Say you’re a NASA scientist. You’ve spent years working on a projects that has cost tens of millions of dollars. When the project finally launches into space to begin its mission, you are filled with both pride in seeing your work to fruition, and a sadness that you will never see or touch the device again.
Now imagine how pissed off you would be if said project went silent for six days. That feeling of rage that you’re experiencing is, I imagine, what the scientists at NASA’s Ames Research Center felt in the late hours of March 14th, when they realized that the Kepler satellite had stopped sending them data.
So, what exactly happened? Well, according to NASA there was a hiccup during a standard reset of the network interface card which forced the satellite to go into safe mode. For those of you wanting the more technical explanation…

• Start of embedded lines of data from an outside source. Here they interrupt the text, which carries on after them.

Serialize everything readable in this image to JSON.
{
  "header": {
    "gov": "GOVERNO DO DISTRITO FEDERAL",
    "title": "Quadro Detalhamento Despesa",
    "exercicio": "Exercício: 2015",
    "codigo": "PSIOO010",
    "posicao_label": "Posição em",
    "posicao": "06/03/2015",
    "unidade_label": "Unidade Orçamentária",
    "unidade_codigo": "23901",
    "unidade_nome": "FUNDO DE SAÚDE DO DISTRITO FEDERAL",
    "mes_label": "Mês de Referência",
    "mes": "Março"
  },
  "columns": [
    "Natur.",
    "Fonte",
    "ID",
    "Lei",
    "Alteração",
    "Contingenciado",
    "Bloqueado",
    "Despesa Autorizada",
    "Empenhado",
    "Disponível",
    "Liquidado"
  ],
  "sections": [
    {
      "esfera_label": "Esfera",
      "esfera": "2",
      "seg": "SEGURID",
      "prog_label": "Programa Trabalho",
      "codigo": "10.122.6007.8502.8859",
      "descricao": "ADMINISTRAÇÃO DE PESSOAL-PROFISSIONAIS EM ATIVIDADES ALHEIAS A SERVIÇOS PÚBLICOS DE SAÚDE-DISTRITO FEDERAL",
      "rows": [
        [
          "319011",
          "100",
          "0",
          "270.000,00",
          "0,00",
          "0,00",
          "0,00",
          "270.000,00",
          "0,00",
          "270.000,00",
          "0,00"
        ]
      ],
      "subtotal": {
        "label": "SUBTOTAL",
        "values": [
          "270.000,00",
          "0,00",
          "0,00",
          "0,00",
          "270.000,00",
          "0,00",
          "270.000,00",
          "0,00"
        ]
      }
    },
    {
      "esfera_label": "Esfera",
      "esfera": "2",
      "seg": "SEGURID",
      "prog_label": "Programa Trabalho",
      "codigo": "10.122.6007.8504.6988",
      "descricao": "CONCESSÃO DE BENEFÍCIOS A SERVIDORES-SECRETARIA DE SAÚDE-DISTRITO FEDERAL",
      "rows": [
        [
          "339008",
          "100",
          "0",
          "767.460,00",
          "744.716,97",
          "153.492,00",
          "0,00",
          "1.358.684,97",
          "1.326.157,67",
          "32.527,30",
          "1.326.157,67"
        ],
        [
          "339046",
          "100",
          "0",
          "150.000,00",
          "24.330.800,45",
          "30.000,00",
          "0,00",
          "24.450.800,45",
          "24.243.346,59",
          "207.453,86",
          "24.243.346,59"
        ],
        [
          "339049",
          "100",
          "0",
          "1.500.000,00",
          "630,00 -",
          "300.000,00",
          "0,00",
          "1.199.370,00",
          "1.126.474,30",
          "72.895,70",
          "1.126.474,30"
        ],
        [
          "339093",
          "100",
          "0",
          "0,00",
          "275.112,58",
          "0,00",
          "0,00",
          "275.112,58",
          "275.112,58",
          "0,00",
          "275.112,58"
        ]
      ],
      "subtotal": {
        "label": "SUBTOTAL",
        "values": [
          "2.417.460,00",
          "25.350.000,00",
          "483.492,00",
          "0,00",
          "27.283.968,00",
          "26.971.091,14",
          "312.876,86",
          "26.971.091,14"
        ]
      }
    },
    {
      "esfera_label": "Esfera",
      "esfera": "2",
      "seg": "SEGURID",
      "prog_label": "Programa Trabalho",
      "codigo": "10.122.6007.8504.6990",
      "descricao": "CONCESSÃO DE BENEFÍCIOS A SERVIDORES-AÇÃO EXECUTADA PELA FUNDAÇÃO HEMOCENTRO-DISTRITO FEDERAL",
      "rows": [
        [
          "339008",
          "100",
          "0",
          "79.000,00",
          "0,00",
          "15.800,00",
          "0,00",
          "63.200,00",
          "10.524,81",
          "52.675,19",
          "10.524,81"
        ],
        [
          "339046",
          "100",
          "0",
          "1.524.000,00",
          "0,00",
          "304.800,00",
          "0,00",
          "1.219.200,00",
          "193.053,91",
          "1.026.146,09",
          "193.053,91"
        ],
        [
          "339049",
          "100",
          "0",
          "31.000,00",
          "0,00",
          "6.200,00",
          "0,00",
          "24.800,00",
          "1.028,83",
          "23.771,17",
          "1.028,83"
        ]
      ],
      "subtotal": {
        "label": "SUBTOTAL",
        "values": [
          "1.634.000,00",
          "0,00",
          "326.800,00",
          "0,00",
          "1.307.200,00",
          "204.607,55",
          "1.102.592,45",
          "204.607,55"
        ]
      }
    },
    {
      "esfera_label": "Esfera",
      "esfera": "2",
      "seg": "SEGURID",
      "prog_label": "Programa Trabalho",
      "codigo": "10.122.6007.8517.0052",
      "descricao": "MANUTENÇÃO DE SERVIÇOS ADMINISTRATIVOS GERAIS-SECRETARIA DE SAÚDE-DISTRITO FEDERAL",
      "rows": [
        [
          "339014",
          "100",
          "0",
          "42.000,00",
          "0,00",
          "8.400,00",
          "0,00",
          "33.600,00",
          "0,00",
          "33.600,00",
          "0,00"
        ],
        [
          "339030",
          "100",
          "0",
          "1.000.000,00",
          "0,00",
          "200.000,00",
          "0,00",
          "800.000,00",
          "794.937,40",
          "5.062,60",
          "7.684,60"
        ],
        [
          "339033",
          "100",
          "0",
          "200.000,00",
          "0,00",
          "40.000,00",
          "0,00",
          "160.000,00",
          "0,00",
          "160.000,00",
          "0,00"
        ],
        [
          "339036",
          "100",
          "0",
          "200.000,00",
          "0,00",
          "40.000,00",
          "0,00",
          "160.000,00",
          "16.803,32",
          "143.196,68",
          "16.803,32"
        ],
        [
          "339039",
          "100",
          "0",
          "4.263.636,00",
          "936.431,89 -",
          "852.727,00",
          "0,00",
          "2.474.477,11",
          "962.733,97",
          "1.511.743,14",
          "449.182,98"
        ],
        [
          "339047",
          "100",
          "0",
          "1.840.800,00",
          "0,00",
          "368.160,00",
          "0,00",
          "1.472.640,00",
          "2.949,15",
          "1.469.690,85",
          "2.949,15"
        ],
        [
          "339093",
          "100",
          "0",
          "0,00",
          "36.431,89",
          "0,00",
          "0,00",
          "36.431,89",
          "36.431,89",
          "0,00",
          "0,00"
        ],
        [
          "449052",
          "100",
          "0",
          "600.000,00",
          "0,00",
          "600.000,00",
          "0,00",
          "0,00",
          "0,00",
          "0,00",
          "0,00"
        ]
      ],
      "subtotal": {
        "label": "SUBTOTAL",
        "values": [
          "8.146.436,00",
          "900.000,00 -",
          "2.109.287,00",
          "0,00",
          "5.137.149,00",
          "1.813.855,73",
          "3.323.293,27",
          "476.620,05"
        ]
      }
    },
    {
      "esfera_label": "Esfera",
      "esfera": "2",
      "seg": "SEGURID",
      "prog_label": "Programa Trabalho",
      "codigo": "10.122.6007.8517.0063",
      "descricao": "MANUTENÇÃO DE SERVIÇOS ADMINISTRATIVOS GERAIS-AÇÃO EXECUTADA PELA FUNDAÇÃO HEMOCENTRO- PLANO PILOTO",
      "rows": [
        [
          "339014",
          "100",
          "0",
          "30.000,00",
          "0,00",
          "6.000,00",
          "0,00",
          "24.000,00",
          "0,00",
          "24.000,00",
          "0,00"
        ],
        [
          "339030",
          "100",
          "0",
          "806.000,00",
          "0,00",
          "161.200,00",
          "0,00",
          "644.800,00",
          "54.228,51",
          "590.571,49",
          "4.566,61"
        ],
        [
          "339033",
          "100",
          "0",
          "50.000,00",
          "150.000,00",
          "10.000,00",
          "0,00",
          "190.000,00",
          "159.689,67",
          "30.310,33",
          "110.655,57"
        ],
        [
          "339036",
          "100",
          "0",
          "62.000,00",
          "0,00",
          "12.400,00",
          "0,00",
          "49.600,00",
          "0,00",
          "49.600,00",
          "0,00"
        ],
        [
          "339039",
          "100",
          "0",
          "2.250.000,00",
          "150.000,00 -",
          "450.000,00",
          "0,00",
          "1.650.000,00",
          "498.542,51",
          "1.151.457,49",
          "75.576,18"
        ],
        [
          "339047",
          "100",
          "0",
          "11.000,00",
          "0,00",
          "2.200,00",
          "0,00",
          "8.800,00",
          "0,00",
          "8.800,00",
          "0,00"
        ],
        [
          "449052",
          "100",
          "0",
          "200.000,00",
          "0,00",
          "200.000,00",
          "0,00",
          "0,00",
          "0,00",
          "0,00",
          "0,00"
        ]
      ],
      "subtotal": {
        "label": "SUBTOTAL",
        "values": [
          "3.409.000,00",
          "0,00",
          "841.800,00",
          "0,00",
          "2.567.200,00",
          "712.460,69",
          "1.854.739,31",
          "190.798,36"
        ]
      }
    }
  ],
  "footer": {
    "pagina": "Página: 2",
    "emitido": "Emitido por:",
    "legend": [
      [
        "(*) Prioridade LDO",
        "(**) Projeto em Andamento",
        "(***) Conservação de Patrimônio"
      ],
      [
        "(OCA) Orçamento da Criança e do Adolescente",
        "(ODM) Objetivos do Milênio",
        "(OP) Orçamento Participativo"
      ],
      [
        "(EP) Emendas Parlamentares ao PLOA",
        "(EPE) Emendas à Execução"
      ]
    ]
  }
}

This safe mode orientation provides the vehicle with the maximum power and limits the buildup of momentum from solar wind. The spacecraft also swapped to its backup subsystem interface box (SIB), an electronics component that provides thermal and power distribution control to all spacecraft subsystems, and powered off the photometer, the instrument used to measure light intensity to detect planets. This is a normal procedure when the spacecraft enters safe mode.
Luckily there is nothing left to fear. At 2:45am EDT on March 20th, after six-plus days of silence, Kepler came back online and contact was reestablished with the ARC. This is good news for those of us who are curious as to what is out there, as well as to those who worked for years on this project, to say the least.